Chinese Internet Sports-Betting Ring Busted, 28 Sentenced to Prison

20 August 2007

A group of people involved in Shanghai's largest online soccer betting ring have been sentenced to up to 32 months in prison in Pudong New Area People's Court.

The 28 defendants were found guilty of accepting bets online worth nearly 100 million yuan ($13.16 million) during the FIFA World Cup in 2006. Gambling was outlawed on the mainland in 1949 when New China was founded.

According to Xinhua news agency, the ringleader, Fang Changli, procured a gambling account through an agent for an overseas gambling Web site with the help of co-defendant Sun Ye in March 2006.

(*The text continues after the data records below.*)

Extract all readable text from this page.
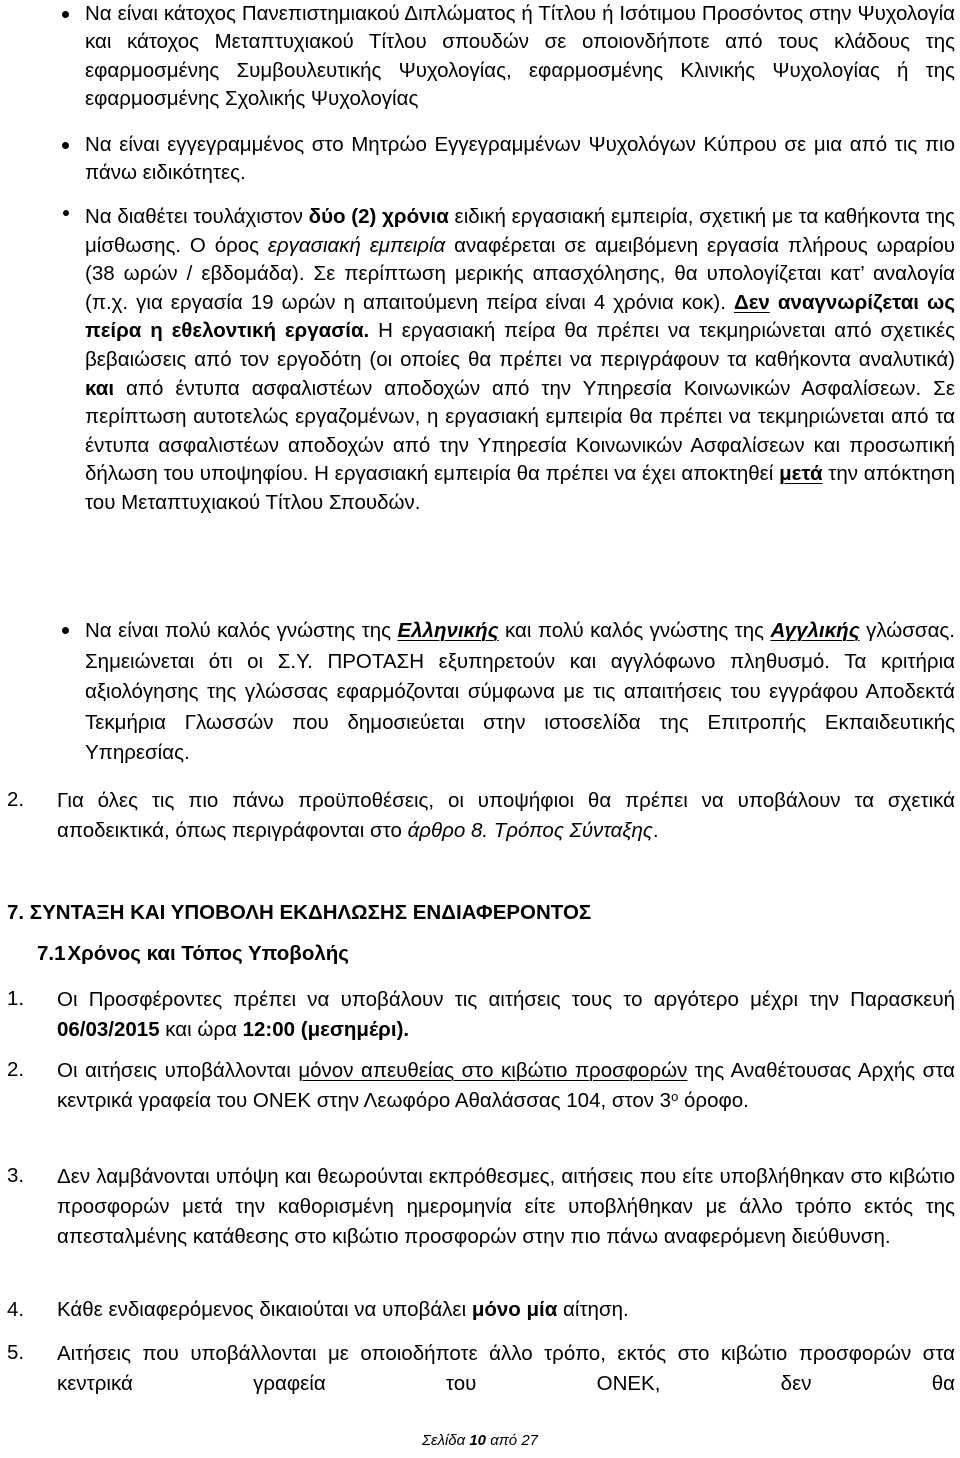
Να είναι κάτοχος Πανεπιστημιακού Διπλώματος ή Τίτλου ή Ισότιμου Προσόντος στην Ψυχολογία και κάτοχος Μεταπτυχιακού Τίτλου σπουδών σε οποιονδήποτε από τους κλάδους της εφαρμοσμένης Συμβουλευτικής Ψυχολογίας, εφαρμοσμένης Κλινικής Ψυχολογίας ή της εφαρμοσμένης Σχολικής Ψυχολογίας
Να είναι εγγεγραμμένος στο Μητρώο Εγγεγραμμένων Ψυχολόγων Κύπρου σε μια από τις πιο πάνω ειδικότητες.
Να διαθέτει τουλάχιστον δύο (2) χρόνια ειδική εργασιακή εμπειρία, σχετική με τα καθήκοντα της μίσθωσης. Ο όρος εργασιακή εμπειρία αναφέρεται σε αμειβόμενη εργασία πλήρους ωραρίου (38 ωρών / εβδομάδα). Σε περίπτωση μερικής απασχόλησης, θα υπολογίζεται κατ’ αναλογία (π.χ. για εργασία 19 ωρών η απαιτούμενη πείρα είναι 4 χρόνια κοκ). Δεν αναγνωρίζεται ως πείρα η εθελοντική εργασία. Η εργασιακή πείρα θα πρέπει να τεκμηριώνεται από σχετικές βεβαιώσεις από τον εργοδότη (οι οποίες θα πρέπει να περιγράφουν τα καθήκοντα αναλυτικά) και από έντυπα ασφαλιστέων αποδοχών από την Υπηρεσία Κοινωνικών Ασφαλίσεων. Σε περίπτωση αυτοτελώς εργαζομένων, η εργασιακή εμπειρία θα πρέπει να τεκμηριώνεται από τα έντυπα ασφαλιστέων αποδοχών από την Υπηρεσία Κοινωνικών Ασφαλίσεων και προσωπική δήλωση του υποψηφίου. Η εργασιακή εμπειρία θα πρέπει να έχει αποκτηθεί μετά την απόκτηση του Μεταπτυχιακού Τίτλου Σπουδών.
Να είναι πολύ καλός γνώστης της Ελληνικής και πολύ καλός γνώστης της Αγγλικής γλώσσας. Σημειώνεται ότι οι Σ.Υ. ΠΡΟΤΑΣΗ εξυπηρετούν και αγγλόφωνο πληθυσμό. Τα κριτήρια αξιολόγησης της γλώσσας εφαρμόζονται σύμφωνα με τις απαιτήσεις του εγγράφου Αποδεκτά Τεκμήρια Γλωσσών που δημοσιεύεται στην ιστοσελίδα της Επιτροπής Εκπαιδευτικής Υπηρεσίας.
2. Για όλες τις πιο πάνω προϋποθέσεις, οι υποψήφιοι θα πρέπει να υποβάλουν τα σχετικά αποδεικτικά, όπως περιγράφονται στο άρθρο 8. Τρόπος Σύνταξης.
7. ΣΥΝΤΑΞΗ ΚΑΙ ΥΠΟΒΟΛΗ ΕΚΔΗΛΩΣΗΣ ΕΝΔΙΑΦΕΡΟΝΤΟΣ
7.1Χρόνος και Τόπος Υποβολής
1. Οι Προσφέροντες πρέπει να υποβάλουν τις αιτήσεις τους το αργότερο μέχρι την Παρασκευή 06/03/2015 και ώρα 12:00 (μεσημέρι).
2. Οι αιτήσεις υποβάλλονται μόνον απευθείας στο κιβώτιο προσφορών της Αναθέτουσας Αρχής στα κεντρικά γραφεία του ΟΝΕΚ στην Λεωφόρο Αθαλάσσας 104, στον $3^o$ όροφο.
3. Δεν λαμβάνονται υπόψη και θεωρούνται εκπρόθεσμες, αιτήσεις που είτε υποβλήθηκαν στο κιβώτιο προσφορών μετά την καθορισμένη ημερομηνία είτε υποβλήθηκαν με άλλο τρόπο εκτός της απεσταλμένης κατάθεσης στο κιβώτιο προσφορών στην πιο πάνω αναφερόμενη διεύθυνση.
4. Κάθε ενδιαφερόμενος δικαιούται να υποβάλει μόνο μία αίτηση.
5. Αιτήσεις που υποβάλλονται με οποιοδήποτε άλλο τρόπο, εκτός στο κιβώτιο προσφορών στα κεντρικά γραφεία του ΟΝΕΚ, δεν θα
Σελίδα 10 από 27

Fang subsequently recruited co-defendant Yu Zhengqiu, who was in charge of luring people to the site, while Sun facilitated the transactions between Fang and the site, the court said.

Reports do not indicate when all of the busts took place, but police reportedly apprehended two of the defendants after they had received a tip on Dec. 4, 2006, regarding a group of people who were seen gambling on soccer games in a bar on more than one occasion. Police then seized a laptop from the defendants, which strengthened the evidence against the defendants.

On March 1, 2006, China implemented new Internet regulations in an attempt to limit pornography, spam, viruses, gambling fraud and other undesirable activities. The law bans citizens younger than 18 from Internet cafes, discos and karaoke bars, and prohibits government staff from running entertainment venues.